Según Baudrillard, cada objeto-mercancía está en relación estructural con todos los demás. Articulados entre sí, forman un código. Determinadas marcas adquieren el carácter de fetiche, casi en sentido religioso. La expansión de la forma mercancía no puede separarse de esta ampliación de la exclusión social a través de los privilegios de consumo. El arte también recibe esta agresión, pierde el sentido estético autónomo y se convierte en una marca de distinción. El contenido es sustituido por la superficie del fetiche. Por eso la supuesta «sociedad de la abundancia» necesita lo selecto y escaso, producir objetos a los que sólo unos pocos pueden aspirar. Ésa es su lógica más propia. Lógica antidemocrática. La presunta «sociedad de la abundancia» vive de promover restricciones en el acceso a los objetos.

Baudrillard explica cómo la invasión del objeto-mercancía alcanza también a los cuerpos. Éstos se convierten en superficie donde volver a incrustar, como si fuese un traje, las marcas de la distinción, de la superioridad social. El significado del erotismo y de la delgadez sobre las pasarelas también adquiere significado en relación con el sistema de los objetos.
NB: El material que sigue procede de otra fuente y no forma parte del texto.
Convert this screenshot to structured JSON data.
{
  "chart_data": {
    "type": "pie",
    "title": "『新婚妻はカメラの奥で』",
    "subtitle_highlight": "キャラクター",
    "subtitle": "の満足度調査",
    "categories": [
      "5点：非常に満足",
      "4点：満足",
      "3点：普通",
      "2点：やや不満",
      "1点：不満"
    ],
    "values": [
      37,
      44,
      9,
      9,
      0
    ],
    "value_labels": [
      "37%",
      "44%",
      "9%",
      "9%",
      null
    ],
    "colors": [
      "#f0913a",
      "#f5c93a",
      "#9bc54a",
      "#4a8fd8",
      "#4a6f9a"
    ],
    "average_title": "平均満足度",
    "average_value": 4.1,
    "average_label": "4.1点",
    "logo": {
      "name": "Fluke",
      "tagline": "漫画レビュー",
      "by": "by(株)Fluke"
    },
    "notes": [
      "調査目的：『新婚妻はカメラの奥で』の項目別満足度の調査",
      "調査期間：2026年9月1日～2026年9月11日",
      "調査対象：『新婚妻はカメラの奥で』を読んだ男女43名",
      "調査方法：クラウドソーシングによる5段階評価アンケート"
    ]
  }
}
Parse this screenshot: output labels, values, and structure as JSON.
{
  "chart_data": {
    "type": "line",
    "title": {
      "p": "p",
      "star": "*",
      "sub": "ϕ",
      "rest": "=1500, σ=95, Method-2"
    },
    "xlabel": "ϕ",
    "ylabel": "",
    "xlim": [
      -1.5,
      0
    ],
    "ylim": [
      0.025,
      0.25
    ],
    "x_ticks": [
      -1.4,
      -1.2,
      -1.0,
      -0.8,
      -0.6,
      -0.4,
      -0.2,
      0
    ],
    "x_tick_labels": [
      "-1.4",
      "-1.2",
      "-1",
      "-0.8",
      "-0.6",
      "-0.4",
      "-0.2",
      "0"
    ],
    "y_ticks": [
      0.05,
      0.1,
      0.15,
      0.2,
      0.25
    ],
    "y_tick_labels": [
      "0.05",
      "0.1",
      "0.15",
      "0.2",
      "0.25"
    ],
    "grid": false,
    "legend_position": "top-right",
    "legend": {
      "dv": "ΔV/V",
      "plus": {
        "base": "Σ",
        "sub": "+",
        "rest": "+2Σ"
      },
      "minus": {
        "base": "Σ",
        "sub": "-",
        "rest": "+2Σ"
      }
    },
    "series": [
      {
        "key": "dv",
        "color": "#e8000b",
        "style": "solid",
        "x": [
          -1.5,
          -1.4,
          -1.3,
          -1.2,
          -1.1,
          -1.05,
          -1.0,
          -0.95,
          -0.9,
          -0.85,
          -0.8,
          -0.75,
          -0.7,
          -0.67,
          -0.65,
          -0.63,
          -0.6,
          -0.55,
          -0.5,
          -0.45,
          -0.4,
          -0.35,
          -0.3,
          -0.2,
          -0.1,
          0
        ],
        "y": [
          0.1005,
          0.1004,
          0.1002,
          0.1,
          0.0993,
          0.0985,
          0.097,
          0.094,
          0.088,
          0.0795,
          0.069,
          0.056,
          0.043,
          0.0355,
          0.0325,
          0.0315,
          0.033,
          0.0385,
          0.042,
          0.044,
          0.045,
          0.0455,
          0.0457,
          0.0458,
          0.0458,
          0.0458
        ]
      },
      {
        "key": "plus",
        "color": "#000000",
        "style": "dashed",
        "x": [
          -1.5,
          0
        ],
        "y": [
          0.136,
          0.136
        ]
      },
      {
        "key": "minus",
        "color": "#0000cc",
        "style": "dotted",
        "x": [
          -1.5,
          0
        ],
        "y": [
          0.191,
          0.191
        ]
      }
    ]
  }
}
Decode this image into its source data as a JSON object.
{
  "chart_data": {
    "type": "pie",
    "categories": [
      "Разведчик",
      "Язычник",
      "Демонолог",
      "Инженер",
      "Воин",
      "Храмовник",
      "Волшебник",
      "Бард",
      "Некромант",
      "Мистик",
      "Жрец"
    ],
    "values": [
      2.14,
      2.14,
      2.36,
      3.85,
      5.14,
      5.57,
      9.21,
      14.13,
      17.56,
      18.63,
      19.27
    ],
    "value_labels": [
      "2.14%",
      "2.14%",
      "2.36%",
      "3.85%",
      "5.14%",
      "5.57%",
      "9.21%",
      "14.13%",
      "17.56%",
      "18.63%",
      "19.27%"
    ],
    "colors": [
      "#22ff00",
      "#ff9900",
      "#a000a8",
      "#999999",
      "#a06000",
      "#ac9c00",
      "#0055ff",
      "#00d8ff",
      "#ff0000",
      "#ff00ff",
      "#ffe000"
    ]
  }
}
Después de La sociedad de consumo, el itinerario de Baudrillard se adentró en un escepticismo nihilista y funcional al sistema. La dictadura del brillo seductor del objeto en el escaparate del centro comercial acabaría engullendo lo real en un puro lenguaje de signos. Los centros comerciales suplantan a las ciudades. El capitalismo aparece como nihilismo. Ahora bien, no compartir las consecuencias de los análisis de Baudrillard no debería hacer perder la oportunidad de rescatar elementos de su teoría para comprender y cuestionar, desde la izquierda social, la dimensión simbólica del consumo. Salir de la crisis económica no debería significar otra vuelta de tuerca en la sociedad de consumo y sus mitos, que sustituye las relaciones humanas por la universalización de la forma mercancía. La alternativa sería, como apuntan Jorge Riechmann o Carlos Taibo, verdaderas éticas de autosuficiencia, producción limpia y disminución del consumo. Crear espacios fuera de la lógica de la mercancía también significa promover relaciones humanas que no se basen en la reproducción de las jerarquías sociales, sino en formas nuevas de democracia verdaderamente igualitaria.